A movie with a title inspired by a popular nursery rhyme does give a feeling that might be a simile/metaphor with quirky tones. But alas, actor turned director Vishwas Paandya’s BAA BAA BLACK SHEEP has an extra ‘a’ in the movie’s title and the filmmakers name in this spineless, spiritless crime game that lacks any wool (conviction, fun, excitement). How ul jalul (rough translation – whatever) is that!?.
So, if you believed in your wildest dreams that this may be a comment on something relevant affecting our society like the inspiration behind the nursery rhyme ‘ Baa Baa Black Sheep’ which is said to be a comment against taxes levied on the Medieval English wool trade and slavery introduced during the regime of King Edward I (1272 to 1307), which became more prominent during the rule of King Edward II.

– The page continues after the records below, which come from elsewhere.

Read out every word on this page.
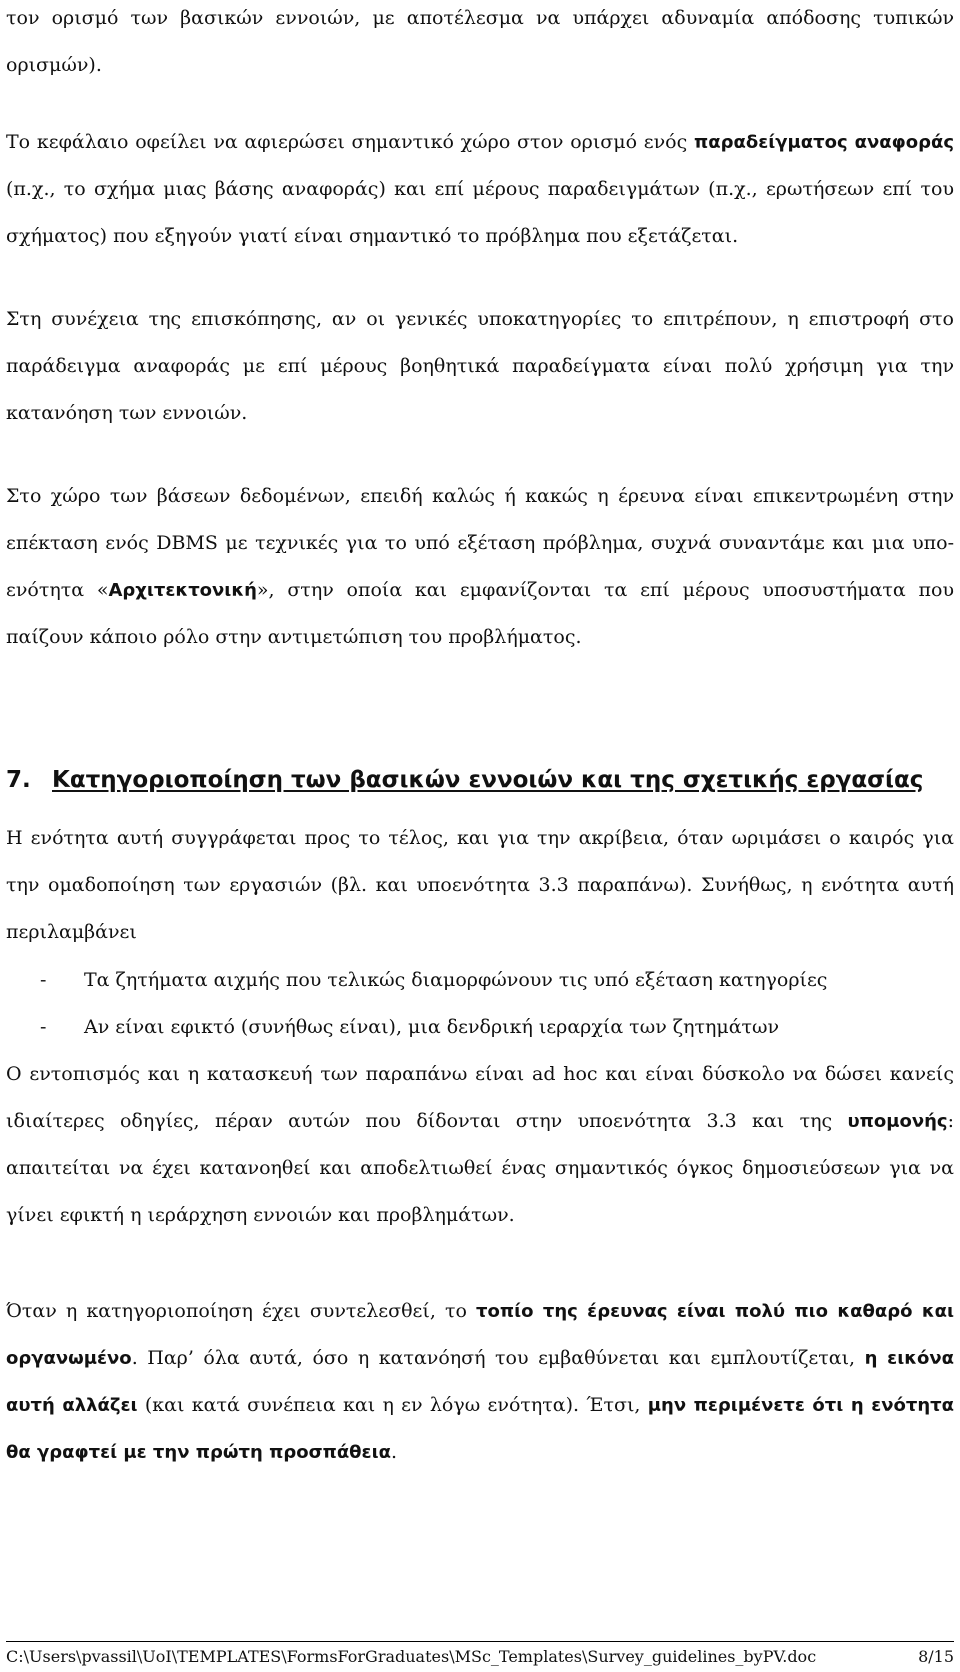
τον ορισμό των βασικών εννοιών, με αποτέλεσμα να υπάρχει αδυναμία απόδοσης τυπικών ορισμών).

Το κεφάλαιο οφείλει να αφιερώσει σημαντικό χώρο στον ορισμό ενός παραδείγματος αναφοράς (π.χ., το σχήμα μιας βάσης αναφοράς) και επί μέρους παραδειγμάτων (π.χ., ερωτήσεων επί του σχήματος) που εξηγούν γιατί είναι σημαντικό το πρόβλημα που εξετάζεται.

Στη συνέχεια της επισκόπησης, αν οι γενικές υποκατηγορίες το επιτρέπουν, η επιστροφή στο παράδειγμα αναφοράς με επί μέρους βοηθητικά παραδείγματα είναι πολύ χρήσιμη για την κατανόηση των εννοιών.

Στο χώρο των βάσεων δεδομένων, επειδή καλώς ή κακώς η έρευνα είναι επικεντρωμένη στην επέκταση ενός DBMS με τεχνικές για το υπό εξέταση πρόβλημα, συχνά συναντάμε και μια υπο-ενότητα «Αρχιτεκτονική», στην οποία και εμφανίζονται τα επί μέρους υποσυστήματα που παίζουν κάποιο ρόλο στην αντιμετώπιση του προβλήματος.

7. Κατηγοριοποίηση των βασικών εννοιών και της σχετικής εργασίας

Η ενότητα αυτή συγγράφεται προς το τέλος, και για την ακρίβεια, όταν ωριμάσει ο καιρός για την ομαδοποίηση των εργασιών (βλ. και υποενότητα 3.3 παραπάνω). Συνήθως, η ενότητα αυτή περιλαμβάνει

- Τα ζητήματα αιχμής που τελικώς διαμορφώνουν τις υπό εξέταση κατηγορίες
- Αν είναι εφικτό (συνήθως είναι), μια δενδρική ιεραρχία των ζητημάτων

Ο εντοπισμός και η κατασκευή των παραπάνω είναι ad hoc και είναι δύσκολο να δώσει κανείς ιδιαίτερες οδηγίες, πέραν αυτών που δίδονται στην υποενότητα 3.3 και της υπομονής: απαιτείται να έχει κατανοηθεί και αποδελτιωθεί ένας σημαντικός όγκος δημοσιεύσεων για να γίνει εφικτή η ιεράρχηση εννοιών και προβλημάτων.

Όταν η κατηγοριοποίηση έχει συντελεσθεί, το τοπίο της έρευνας είναι πολύ πιο καθαρό και οργανωμένο. Παρ’ όλα αυτά, όσο η κατανόησή του εμβαθύνεται και εμπλουτίζεται, η εικόνα αυτή αλλάζει (και κατά συνέπεια και η εν λόγω ενότητα). Έτσι, μην περιμένετε ότι η ενότητα θα γραφτεί με την πρώτη προσπάθεια.

C:\Users\pvassil\UoI\TEMPLATES\FormsForGraduates\MSc_Templates\Survey_guidelines_byPV.doc	8/15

Cut to BAA BAAA BLACK SHEEP, this crime caper written by the director and Sanjeev Puri is a tasteless, stale aloo puri. Baba (Manish Paul) is in love with Angelina (Manjari Phadnis) she is somewhere in the movie mentioned as Jolie.. he he.. Anyways the kind hearted, pretty and caring Angelina is the daughter of art forger Brian (Annu Kapoor).
So when Balbir Sharma urf Baba discovers on his 25th birthday that his father Charudutt Sharma (Anupam Kher) a simple cashew dealer in Goa outside and a henpecked husband inside the house is actually a famous contract killer Charlie in original for years. It’s time for Baba to take the charge and continue the legacy. A police officer Shivraj (Kay Kay Menon), corrupt home minister Utpal (Manish Wadhwa), businessman Daneil (Vineet Sharma) an art collector Kamya (Natasha Suri) and a fixer (Aakash Dabhade) also get in the picture and you wait for genuine fun, quirkiness and humour expected from this genre but it falls flat.

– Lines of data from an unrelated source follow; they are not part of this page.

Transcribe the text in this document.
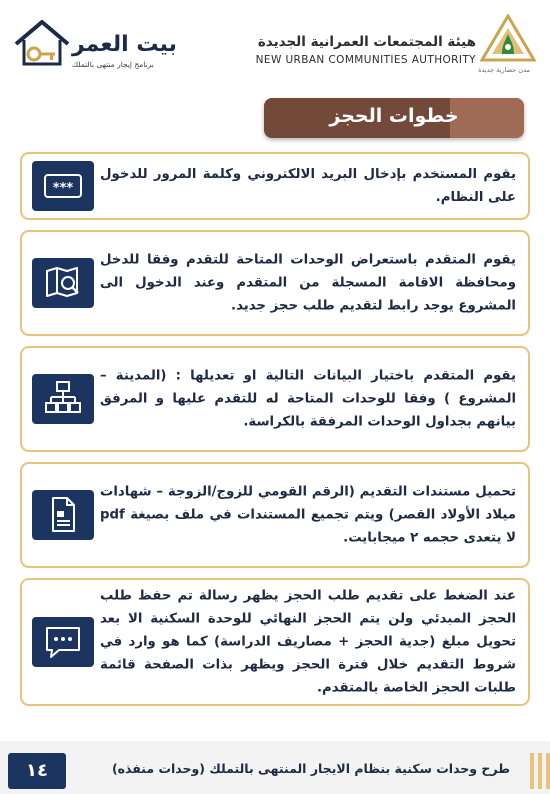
بيت العمر
برنامج إيجار منتهى بالتملك
هيئة المجتمعات العمرانية الجديدة
NEW URBAN COMMUNITIES AUTHORITY
مدن حضارية جديدة
خطوات الحجز
***
يقوم المستخدم بإدخال البريد الالكتروني وكلمة المرور للدخول على النظام.
يقوم المتقدم باستعراض الوحدات المتاحة للتقدم وفقا للدخل ومحافظة الاقامة المسجلة من المتقدم وعند الدخول الى المشروع يوجد رابط لتقديم طلب حجز جديد.
يقوم المتقدم باختيار البيانات التالية او تعديلها : (المدينة – المشروع ) وفقا للوحدات المتاحة له للتقدم عليها و المرفق بيانهم بجداول الوحدات المرفقة بالكراسة.
تحميل مستندات التقديم (الرقم القومي للزوج/الزوجة – شهادات ميلاد الأولاد القصر) ويتم تجميع المستندات في ملف بصيغة pdf لا يتعدى حجمه ٢ ميجابايت.
عند الضغط على تقديم طلب الحجز يظهر رسالة تم حفظ طلب الحجز المبدئي ولن يتم الحجز النهائي للوحدة السكنية الا بعد تحويل مبلغ (جدية الحجز + مصاريف الدراسة) كما هو وارد في شروط التقديم خلال فترة الحجز ويظهر بذات الصفحة قائمة طلبات الحجز الخاصة بالمتقدم.
١٤	طرح وحدات سكنية بنظام الايجار المنتهى بالتملك (وحدات منفذه)
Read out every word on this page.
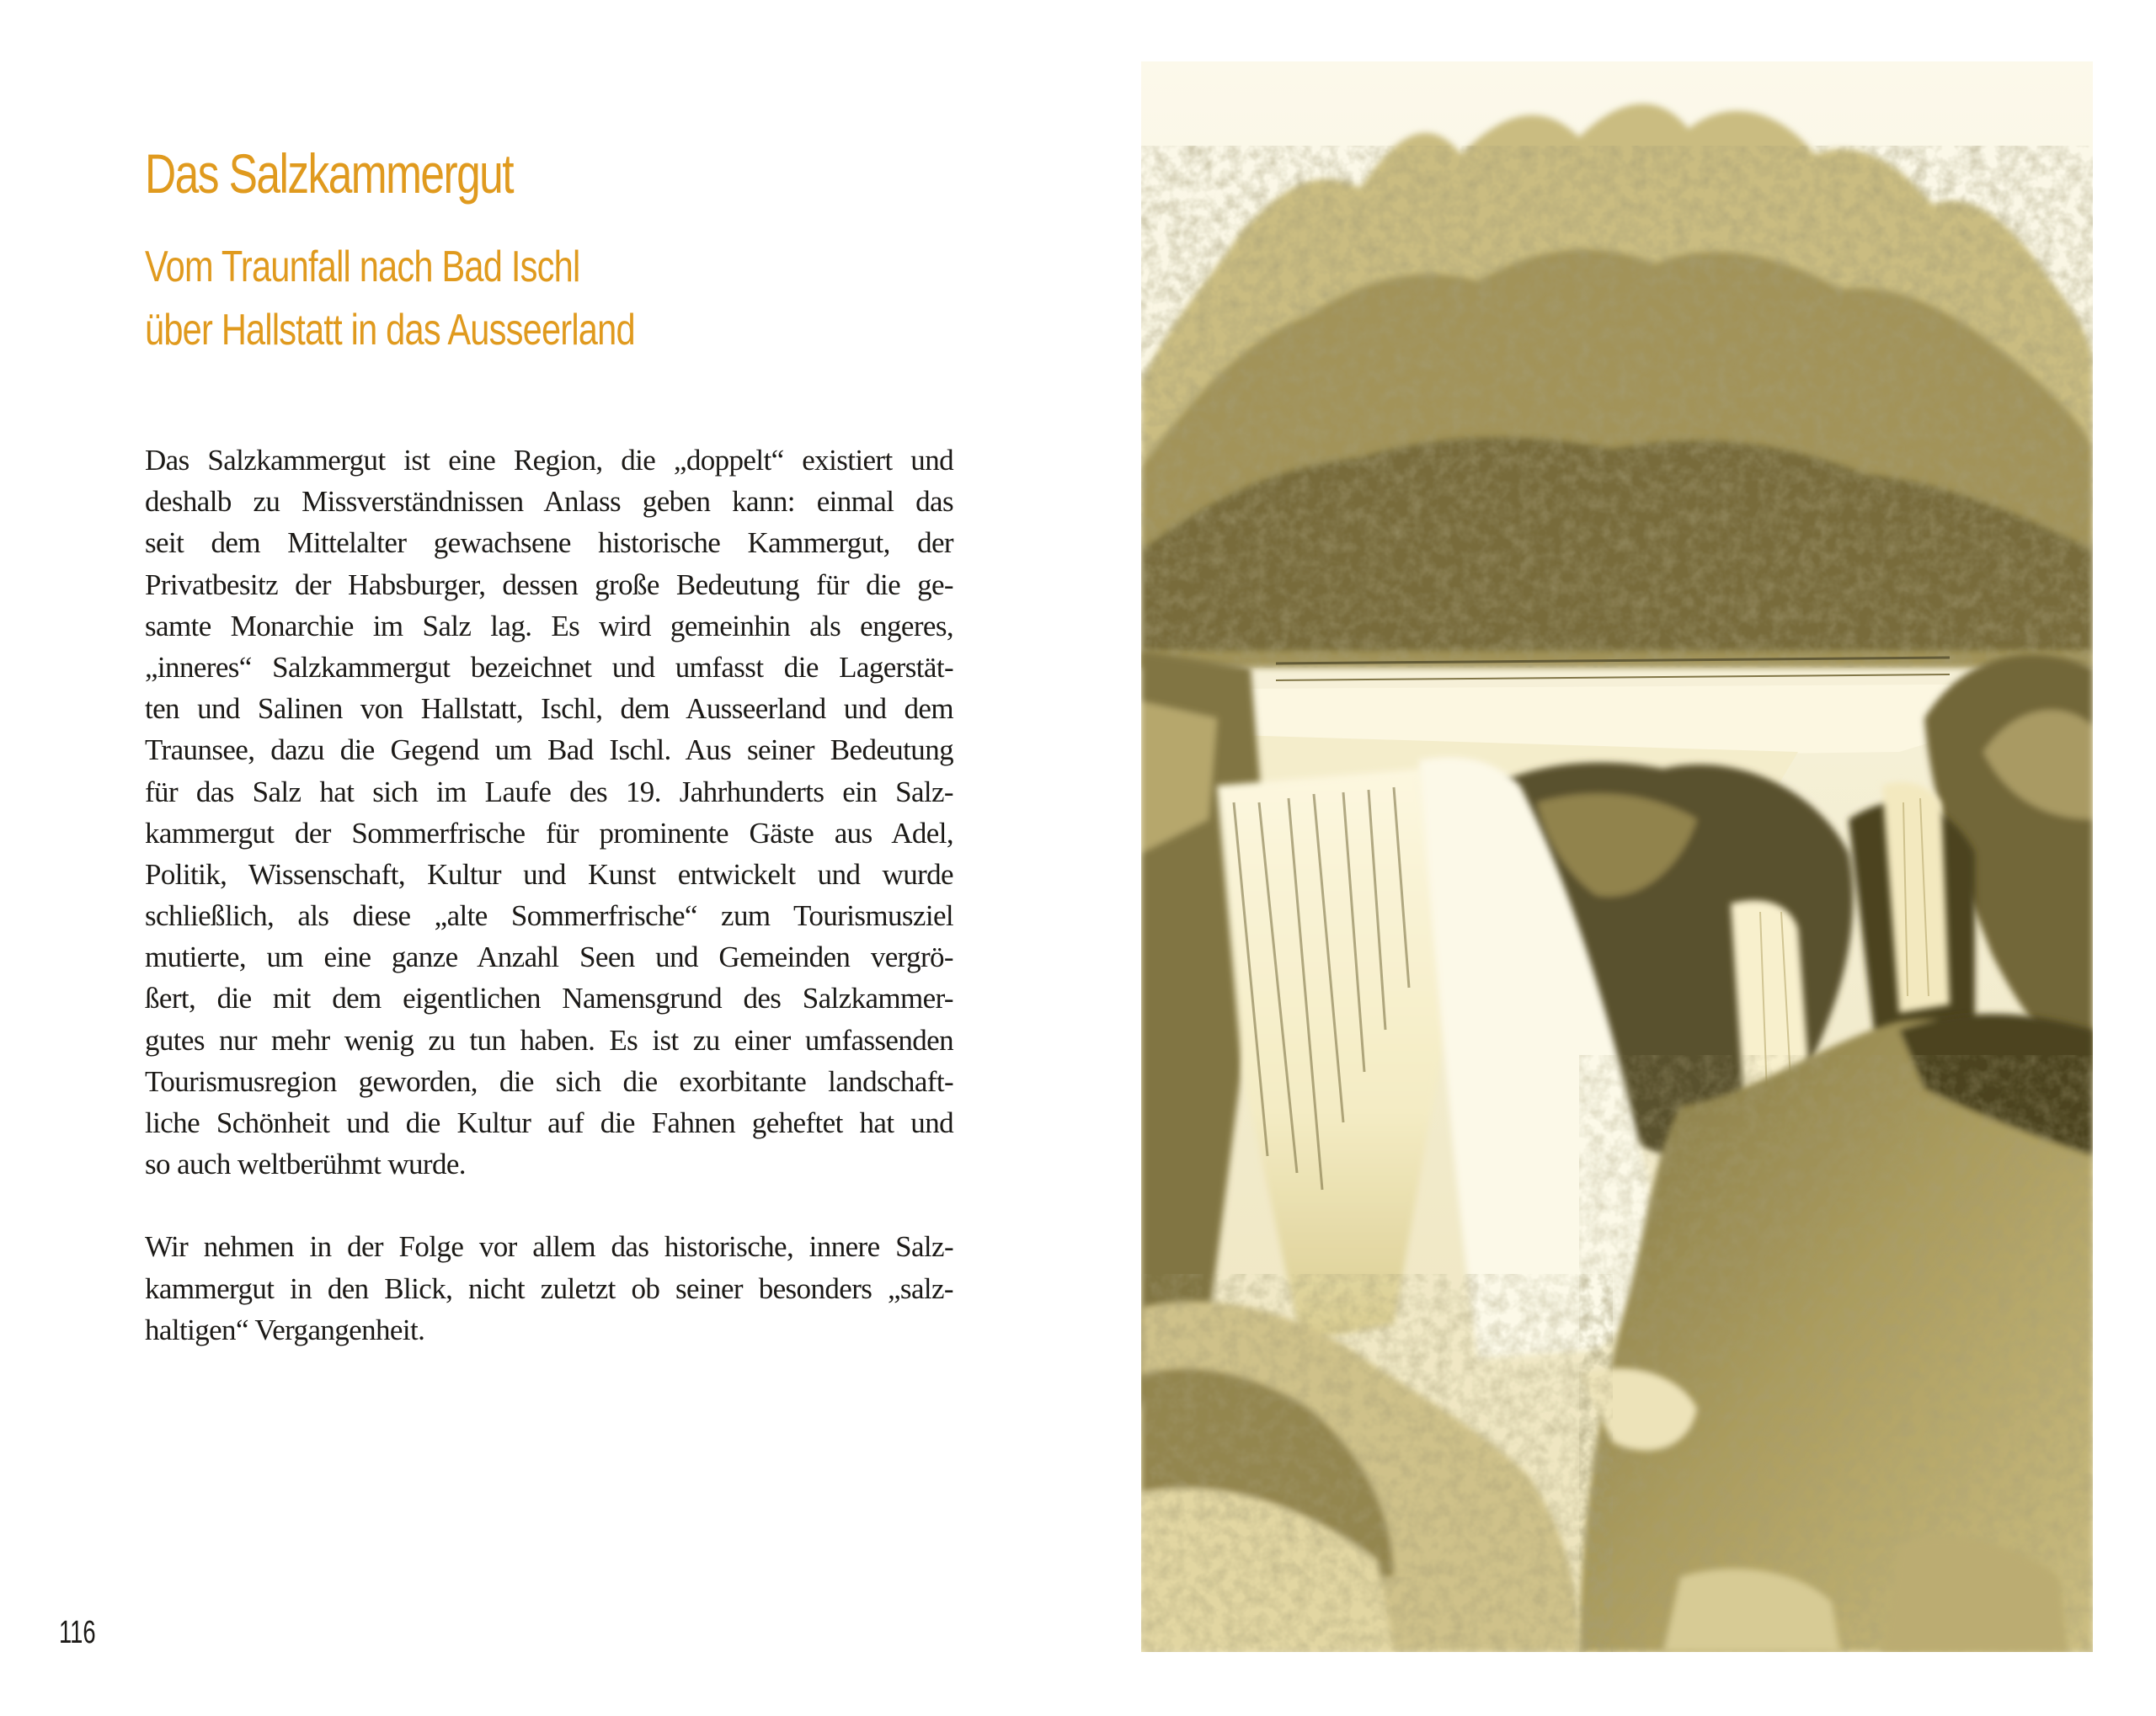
Das Salzkammergut
Vom Traunfall nach Bad Ischl
über Hallstatt in das Ausseerland

Das Salzkammergut ist eine Region, die „doppelt“ existiert und
deshalb zu Missverständnissen Anlass geben kann: einmal das
seit dem Mittelalter gewachsene historische Kammergut, der
Privatbesitz der Habsburger, dessen große Bedeutung für die ge-
samte Monarchie im Salz lag. Es wird gemeinhin als engeres,
„inneres“ Salzkammergut bezeichnet und umfasst die Lagerstät-
ten und Salinen von Hallstatt, Ischl, dem Ausseerland und dem
Traunsee, dazu die Gegend um Bad Ischl. Aus seiner Bedeutung
für das Salz hat sich im Laufe des 19. Jahrhunderts ein Salz-
kammergut der Sommerfrische für prominente Gäste aus Adel,
Politik, Wissenschaft, Kultur und Kunst entwickelt und wurde
schließlich, als diese „alte Sommerfrische“ zum Tourismusziel
mutierte, um eine ganze Anzahl Seen und Gemeinden vergrö-
ßert, die mit dem eigentlichen Namensgrund des Salzkammer-
gutes nur mehr wenig zu tun haben. Es ist zu einer umfassenden
Tourismusregion geworden, die sich die exorbitante landschaft-
liche Schönheit und die Kultur auf die Fahnen geheftet hat und
so auch weltberühmt wurde.

Wir nehmen in der Folge vor allem das historische, innere Salz-
kammergut in den Blick, nicht zuletzt ob seiner besonders „salz-
haltigen“ Vergangenheit.

116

It’s a complete wishy-washy misfire that adds more salt and chutney to the agony when we see remarkable talents like Anupam Kher, Annu Kapoor, Kay Kay Menon wasted in an enterprise that doesn't deserve their magical realism/mannerisms as actors. Manjari Fadnis is a ‘pretty’ good talent but she fails to get a movie that can justify her potential.
The best thing about actor turned filmmaker Vishwas Pandyaa’s BAA BAAA BLACK SHEEP is that the son of producer Jayendra Pandya who produced the classic NAMAK HARAM (1973) helmed by Hrishikesh Mukherjee starring Rajesh Khanna and Amitabh Bachchan, has tried to do something on his own and not followed the catastrophic trend to revisit, remake old classics that has recently achieved an all time low with Jacqueline Fernandez attempting a pathetic new age Madhuri Dixit in ‘Ek Do Teen’.